If there’s one positive of the credit crunch, it’s that the volume of criticism aimed at the industry has dropped off measurably in the United States. It’s hard to blast firms when they’re no longer buying and selling companies at such an extravagant pace.

In Europe, by contrast, the public remains in a state of agitation against buyout shops—the argument from critics is that firms, which by their nature are secretive and therefore potentially nefarious, profit enormously from buying and selling portfolio companies while rank-and-file workers at those same companies get nothing in the bargain. The argument, so far, has gained much more traction in Europe than in the States, and the outcry has spread from labor unions to elected officials. In fact, the criticism is getting so voluble that leaders of the European private equity industry are trying to make a show of how they can police themselves in an effort to head off potentially damaging legislation.

The European Parliament, the legislative branch of the European Union, is set to take up two bills this summer dealing with greater regulation of private equity firms and hedge funds. The bills could limit leverage levels on deals and require greater transparency from firms.

Earlier this month, Dominique Senequier, the chief executive of Axa Private Equity, one of Europe’s biggest private equity firms, called on her colleagues to map out a voluntary code of conduct, according to the Financial Times. While the details of her plan remain vague for now, the code would lay out how buyout professionals, portfolio company managers and company employees divvy up profits made on company sales.

Senequier issued this call following what the FT describes as “public uproar” over some enormously profitable deals. One of the deals, a €2 billion ($3.2 billion) exit of a French power company by Barclays Private Equity, deposited €700 million into the pockets of eight of the power company’s managers.

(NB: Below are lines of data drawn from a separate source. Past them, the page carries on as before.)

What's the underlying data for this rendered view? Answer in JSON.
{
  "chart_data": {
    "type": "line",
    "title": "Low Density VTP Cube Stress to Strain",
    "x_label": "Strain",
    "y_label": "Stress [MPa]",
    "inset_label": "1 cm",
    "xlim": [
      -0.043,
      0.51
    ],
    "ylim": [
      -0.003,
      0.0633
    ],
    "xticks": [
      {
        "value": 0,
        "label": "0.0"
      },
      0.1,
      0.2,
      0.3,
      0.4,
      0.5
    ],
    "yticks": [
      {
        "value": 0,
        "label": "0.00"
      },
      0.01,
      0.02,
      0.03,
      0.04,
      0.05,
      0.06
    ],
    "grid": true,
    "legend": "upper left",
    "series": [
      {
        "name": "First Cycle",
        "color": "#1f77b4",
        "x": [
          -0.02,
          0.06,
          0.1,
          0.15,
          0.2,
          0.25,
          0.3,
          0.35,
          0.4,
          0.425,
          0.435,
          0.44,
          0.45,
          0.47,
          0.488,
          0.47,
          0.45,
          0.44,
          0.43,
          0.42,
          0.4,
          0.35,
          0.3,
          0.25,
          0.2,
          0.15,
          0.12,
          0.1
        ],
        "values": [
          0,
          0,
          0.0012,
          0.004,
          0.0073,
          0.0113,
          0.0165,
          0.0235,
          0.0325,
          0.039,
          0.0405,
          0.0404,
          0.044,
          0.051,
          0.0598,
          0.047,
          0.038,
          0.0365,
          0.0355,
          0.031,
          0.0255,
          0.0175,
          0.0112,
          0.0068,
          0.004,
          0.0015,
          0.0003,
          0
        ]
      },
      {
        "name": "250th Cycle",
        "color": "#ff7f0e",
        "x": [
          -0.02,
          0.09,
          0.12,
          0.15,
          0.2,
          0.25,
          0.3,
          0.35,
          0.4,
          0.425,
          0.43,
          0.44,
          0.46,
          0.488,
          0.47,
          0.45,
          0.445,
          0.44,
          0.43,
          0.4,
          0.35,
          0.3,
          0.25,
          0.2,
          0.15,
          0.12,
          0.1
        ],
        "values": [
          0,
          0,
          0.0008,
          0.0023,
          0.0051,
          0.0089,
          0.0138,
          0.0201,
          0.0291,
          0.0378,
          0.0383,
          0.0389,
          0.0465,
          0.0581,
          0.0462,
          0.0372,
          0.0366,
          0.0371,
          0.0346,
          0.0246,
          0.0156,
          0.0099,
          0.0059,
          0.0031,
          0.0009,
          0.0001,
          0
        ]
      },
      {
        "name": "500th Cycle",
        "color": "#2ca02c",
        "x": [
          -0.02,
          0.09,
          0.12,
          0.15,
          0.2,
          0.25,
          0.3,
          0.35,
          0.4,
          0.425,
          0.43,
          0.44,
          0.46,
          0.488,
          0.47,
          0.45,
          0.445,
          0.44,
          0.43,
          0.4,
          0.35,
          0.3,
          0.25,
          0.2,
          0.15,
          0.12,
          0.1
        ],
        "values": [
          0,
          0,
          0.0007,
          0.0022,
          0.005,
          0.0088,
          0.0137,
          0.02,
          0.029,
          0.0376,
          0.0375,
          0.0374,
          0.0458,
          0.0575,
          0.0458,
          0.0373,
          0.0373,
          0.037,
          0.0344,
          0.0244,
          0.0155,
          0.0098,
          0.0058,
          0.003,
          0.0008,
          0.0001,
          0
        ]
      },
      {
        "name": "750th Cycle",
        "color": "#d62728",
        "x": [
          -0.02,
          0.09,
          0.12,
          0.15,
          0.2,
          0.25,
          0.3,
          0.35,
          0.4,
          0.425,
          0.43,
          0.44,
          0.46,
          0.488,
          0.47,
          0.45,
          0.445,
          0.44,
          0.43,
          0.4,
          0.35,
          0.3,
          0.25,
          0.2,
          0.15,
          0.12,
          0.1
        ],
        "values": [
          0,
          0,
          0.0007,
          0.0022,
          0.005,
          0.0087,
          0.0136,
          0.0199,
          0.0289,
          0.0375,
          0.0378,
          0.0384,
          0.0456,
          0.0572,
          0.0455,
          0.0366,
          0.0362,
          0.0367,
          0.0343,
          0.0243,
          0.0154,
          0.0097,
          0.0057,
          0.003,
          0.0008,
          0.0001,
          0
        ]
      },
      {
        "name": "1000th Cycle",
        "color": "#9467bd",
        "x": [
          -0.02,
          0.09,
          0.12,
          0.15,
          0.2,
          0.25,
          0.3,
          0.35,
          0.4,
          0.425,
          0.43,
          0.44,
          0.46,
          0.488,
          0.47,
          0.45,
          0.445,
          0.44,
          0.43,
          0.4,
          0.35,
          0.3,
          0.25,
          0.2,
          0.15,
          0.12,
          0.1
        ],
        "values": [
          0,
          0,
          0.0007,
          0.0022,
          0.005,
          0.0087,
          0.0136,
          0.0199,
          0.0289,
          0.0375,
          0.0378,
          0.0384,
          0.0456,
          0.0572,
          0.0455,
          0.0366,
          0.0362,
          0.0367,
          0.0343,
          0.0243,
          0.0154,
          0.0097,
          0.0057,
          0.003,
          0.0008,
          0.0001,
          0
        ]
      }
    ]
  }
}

A principal at Barclays Private Equity has since promised to pay two months’ salary as a bonus to the power company’s 5,000-person staff.

“Public opinion is demanding more transparency and ethics on management packages, so we need to be ready for this,” Senequier told the FT earlier this month.

Last month, Jonathan Russell, who leads the buyout team of London firm 3i and is the new chairman of the European Private Equity and Venture Capital Association, added to the growing chorus. He said the industry has reached a “critical point” in Europe in terms of its public perception. Russell said the industry needs to police itself or invite supervision from the E.U. He told the FT that there has been “a fundamental shift of focus by the European legislative base on private equity that has taken place over the past year and is still gaining momentum.”